Prove the following statements. These exercises are cumulative, covering all techniques addressed in Chapters \(4-7\). Suppose \(a \in \mathbb{Z}\). Prove that \(14 \mid a\) if and only if \(7 \mid a\) and \(2 \mid a\).

Short answer

Based on two directions proved, we can conclude that for any integer \(a\), \(14\) divides \(a\) if and only if \(7\) divides \(a\) and \(2\) divides \(a\).

Step-by-step solution

Proving the forward direction

Suppose \(14 \mid a\). Then, by the definition of divisibility, \(a = 14k\) for some integer \(k\). Expressing \(14\) as \(7 * 2\), we obtain \(a = 7 * 2 * k\), which implies \(a\) can be written as an integer multiple of both \(7\) and \(2\). Therefore, \(7 \mid a\) and \(2 \mid a\). This proves the forward direction.

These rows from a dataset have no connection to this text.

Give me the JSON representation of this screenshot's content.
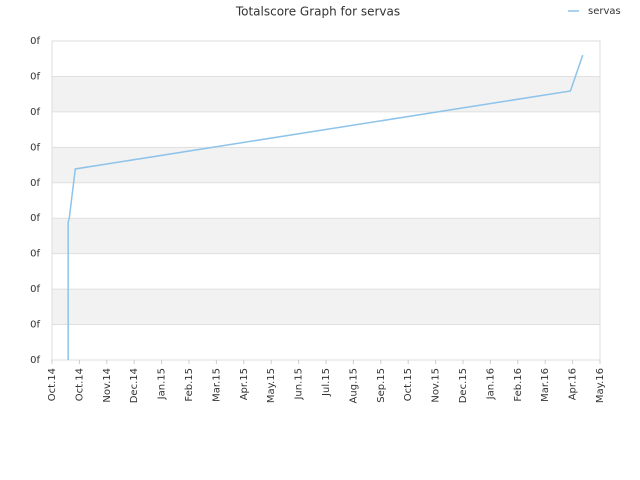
{
  "chart_data": {
    "type": "line",
    "title": "Totalscore Graph for servas",
    "legend": "top-right",
    "x": [
      0.59,
      0.59,
      0.63,
      0.85,
      18.92,
      19.37
    ],
    "series": [
      {
        "name": "servas",
        "color": "#8ec3ea",
        "values": [
          0,
          3.89,
          4.0,
          5.39,
          7.59,
          8.6
        ]
      }
    ],
    "xlim": [
      0,
      20
    ],
    "xticks": [
      {
        "value": 0,
        "label": "Oct.14"
      },
      {
        "value": 1,
        "label": "Oct.14"
      },
      {
        "value": 2,
        "label": "Nov.14"
      },
      {
        "value": 3,
        "label": "Dec.14"
      },
      {
        "value": 4,
        "label": "Jan.15"
      },
      {
        "value": 5,
        "label": "Feb.15"
      },
      {
        "value": 6,
        "label": "Mar.15"
      },
      {
        "value": 7,
        "label": "Apr.15"
      },
      {
        "value": 8,
        "label": "May.15"
      },
      {
        "value": 9,
        "label": "Jun.15"
      },
      {
        "value": 10,
        "label": "Jul.15"
      },
      {
        "value": 11,
        "label": "Aug.15"
      },
      {
        "value": 12,
        "label": "Sep.15"
      },
      {
        "value": 13,
        "label": "Oct.15"
      },
      {
        "value": 14,
        "label": "Nov.15"
      },
      {
        "value": 15,
        "label": "Dec.15"
      },
      {
        "value": 16,
        "label": "Jan.16"
      },
      {
        "value": 17,
        "label": "Feb.16"
      },
      {
        "value": 18,
        "label": "Mar.16"
      },
      {
        "value": 19,
        "label": "Apr.16"
      },
      {
        "value": 20,
        "label": "May.16"
      }
    ],
    "ylim": [
      0,
      9
    ],
    "yticks": [
      {
        "value": 0,
        "label": "0f"
      },
      {
        "value": 1,
        "label": "0f"
      },
      {
        "value": 2,
        "label": "0f"
      },
      {
        "value": 3,
        "label": "0f"
      },
      {
        "value": 4,
        "label": "0f"
      },
      {
        "value": 5,
        "label": "0f"
      },
      {
        "value": 6,
        "label": "0f"
      },
      {
        "value": 7,
        "label": "0f"
      },
      {
        "value": 8,
        "label": "0f"
      },
      {
        "value": 9,
        "label": "0f"
      }
    ],
    "grid": true
  }
}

Proving the backward direction

Now, suppose \(7 \mid a\) and \(2 \mid a\). This implies \(a = 7n\) and \(a = 2m\) for some integers \(n\) and \(m\). Since \(7\) and \(2\) are prime numbers and hence have no common divisors other than \(1\), \(a = 2 * 7 * r = 14r\) for some integer \(r\). Therefore, if \(7 \mid a\) and \(2 \mid a\), then \(14 \mid a\). This proves the backward direction.